SPUrbanuss (Union of Public Urban Passenger Transport Companies of São Paulo) says that companies are studying the best strategies. These, among other justifications such as cost reduction, are what make the two São Paulo companies “go shopping” for more sustainable sources.

“For the company, it did not make sense to use another type of energy, as the focus is on changing the energy matrix towards a more sustainable one”, states Transwolff.

MobiBrasil’s speech is similar. The company says that the choice reflects commitments to sustainability and environmental preservation.

The electrification of public transport in the city, however, requires more than green projects. José Roberto Moreira, senior professor at the Institute of Energy and Environment at USP (University of São Paulo), warns that the city will have to invest in its distribution system.

“The network will need to be increased,” he says. “Investments will be needed in substations and garages, not so much in the electrical grid”, he adds.

The Ricardo Nunes (MDB) administration has set a goal of replacing 20% ​​of the city’s fleet of 11,950 buses (i.e., 2,400 vehicles) with models powered by clean energy by the end of 2024, but this is far from being achieved.

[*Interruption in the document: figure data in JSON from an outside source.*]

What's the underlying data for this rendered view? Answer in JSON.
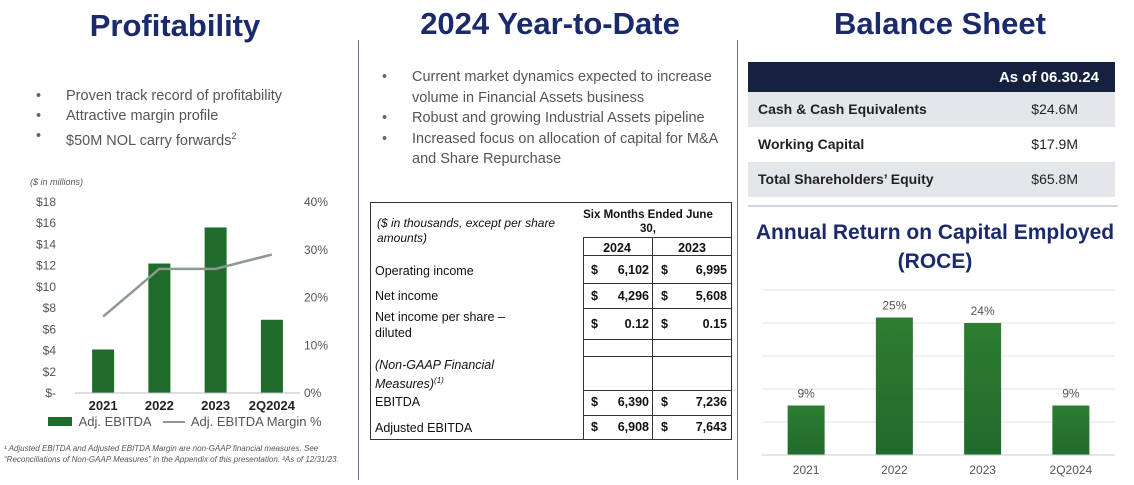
{
  "profitability": {
    "title": "Profitability",
    "bullets": [
      "Proven track record of profitability",
      "Attractive margin profile",
      "$50M NOL carry forwards"
    ],
    "nol_superscript": "2",
    "footnote": "¹ Adjusted EBITDA and Adjusted EBITDA Margin are non-GAAP financial measures. See “Reconciliations of Non-GAAP Measures” in the Appendix of this presentation. ²As of 12/31/23."
  },
  "ytd": {
    "title": "2024 Year-to-Date",
    "bullets": [
      "Current market dynamics expected to increase volume in Financial Assets business",
      "Robust and growing Industrial Assets pipeline",
      "Increased focus on allocation of capital for M&A and Share Repurchase"
    ],
    "table": {
      "header_left": "($ in thousands, except per share amounts)",
      "period_header": "Six Months Ended June 30,",
      "col_2024": "2024",
      "col_2023": "2023",
      "rows": [
        {
          "label": "Operating income",
          "v2024": "6,102",
          "v2023": "6,995",
          "currency": "$"
        },
        {
          "label": "Net income",
          "v2024": "4,296",
          "v2023": "5,608",
          "currency": "$"
        },
        {
          "label": "Net income per share – diluted",
          "v2024": "0.12",
          "v2023": "0.15",
          "currency": "$"
        },
        {
          "label": "",
          "v2024": "",
          "v2023": "",
          "currency": ""
        },
        {
          "label": "(Non-GAAP Financial Measures)",
          "v2024": "",
          "v2023": "",
          "currency": "",
          "note": "(1)"
        },
        {
          "label": "EBITDA",
          "v2024": "6,390",
          "v2023": "7,236",
          "currency": "$"
        },
        {
          "label": "Adjusted EBITDA",
          "v2024": "6,908",
          "v2023": "7,643",
          "currency": "$"
        }
      ]
    }
  },
  "balance": {
    "title": "Balance Sheet",
    "as_of": "As of 06.30.24",
    "rows": [
      {
        "label": "Cash & Cash Equivalents",
        "value": "$24.6M"
      },
      {
        "label": "Working Capital",
        "value": "$17.9M"
      },
      {
        "label": "Total Shareholders’ Equity",
        "value": "$65.8M"
      }
    ]
  },
  "roce": {
    "title_line1": "Annual Return on Capital Employed",
    "title_line2": "(ROCE)"
  },
  "colors": {
    "navy": "#1b2a6b",
    "bar_green": "#1f6b2c",
    "line_gray": "#8c9a8c",
    "table_header_navy": "#16213f"
  },
  "chart_data": [
    {
      "type": "bar",
      "unit_note": "($ in millions)",
      "categories": [
        "2021",
        "2022",
        "2023",
        "2Q2024"
      ],
      "series": [
        {
          "name": "Adj. EBITDA",
          "type": "bar",
          "axis": "left",
          "values": [
            4.1,
            12.2,
            15.6,
            6.9
          ]
        },
        {
          "name": "Adj. EBITDA Margin %",
          "type": "line",
          "axis": "right",
          "values": [
            16,
            26,
            26,
            29
          ]
        }
      ],
      "left_ticks": [
        "$-",
        "$2",
        "$4",
        "$6",
        "$8",
        "$10",
        "$12",
        "$14",
        "$16",
        "$18"
      ],
      "ylim_left": [
        0,
        18
      ],
      "right_ticks": [
        "0%",
        "10%",
        "20%",
        "30%",
        "40%"
      ],
      "ylim_right": [
        0,
        40
      ],
      "legend": "bottom",
      "grid": false
    },
    {
      "type": "bar",
      "title": "Annual Return on Capital Employed (ROCE)",
      "categories": [
        "2021",
        "2022",
        "2023",
        "2Q2024"
      ],
      "values": [
        9,
        25,
        24,
        9
      ],
      "data_labels": [
        "9%",
        "25%",
        "24%",
        "9%"
      ],
      "ylim": [
        0,
        30
      ],
      "grid": true
    }
  ]
}
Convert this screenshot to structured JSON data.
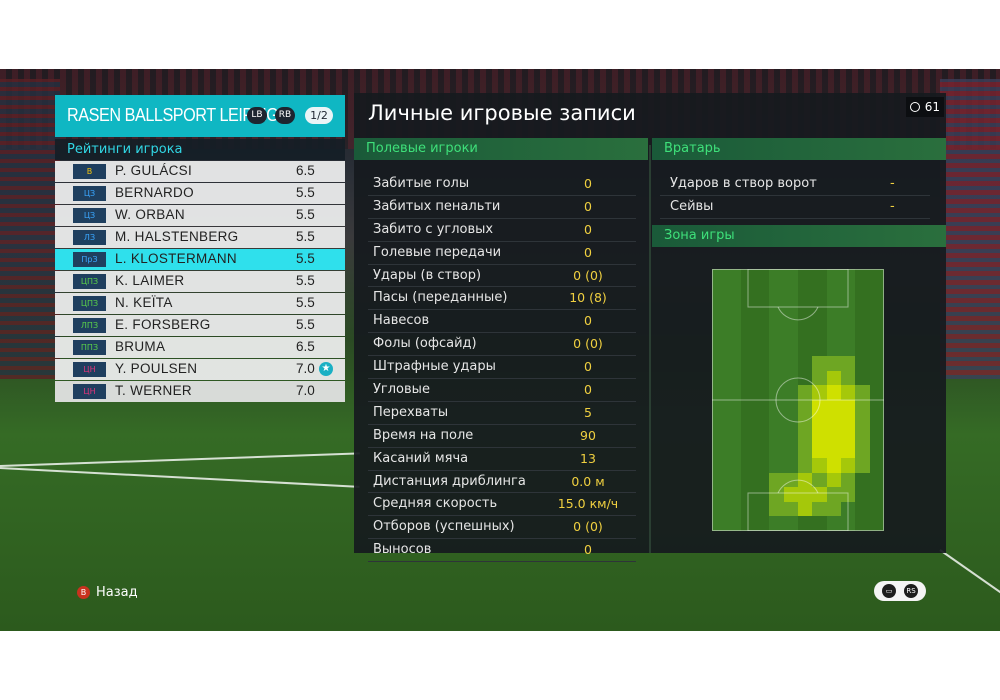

Currently, 309 electric vehicles circulate in the city, of which 108 are battery-powered and 201 are trolleybuses — powered by electric traction, connected to the overhead network powered by the Enel concessionaire.

The slow speed of electrification of public transport is at the center of a dispute between the city council, transport companies and Enel, which has hampered implementation.

The fight focuses on building the necessary infrastructure so that vehicles can be charged and run in the city.

In a note, Enel states that investments in the installation of infrastructure essential for increasing electric fleets in cities, especially buses, will depend on the solution adopted by operators and the subsequent signing of bilateral contracts, whether with the subsidiary Enel X or other companies active in the electric mobility market.

“Each type of solution involves different deadlines and investments, some immediate and others of medium duration”, says the concessionaire, which says it is permanently investing in the expansion and modernization of the system.


The CCR group, responsible for ViaMobilidade and ViaQuatro, says that 95% of the energy used to power trains and stations comes from renewable sources.

The companies have wind and hydroelectric energy contracts on the free market for urban mobility, with certificates to attest to the origin of the source. The remaining 5% will be compensated by the end of the year through the purchase of I-Recs (renewable energy certification).

State government companies, Metrô and CPTM (Companhia Paulista de Trens Metropolitanos) also use the free energy market, following regulations from the CCEE (Electric Energy Trading Chamber) to guarantee better prices.

Metrô claims to have short-term projects involving encouraged and renewable energy sources and says it has created a group to monitor and propose actions that help reduce the consumption of electrical energy used in the operation of trains and stations.

CPTM says that by the end of 2024 it will have 100% of its traction substations contracted on the free market. The company, however, states that its stations use the traditional energy purchasing environment, using the concessionaires in the respective municipalities in which it operates.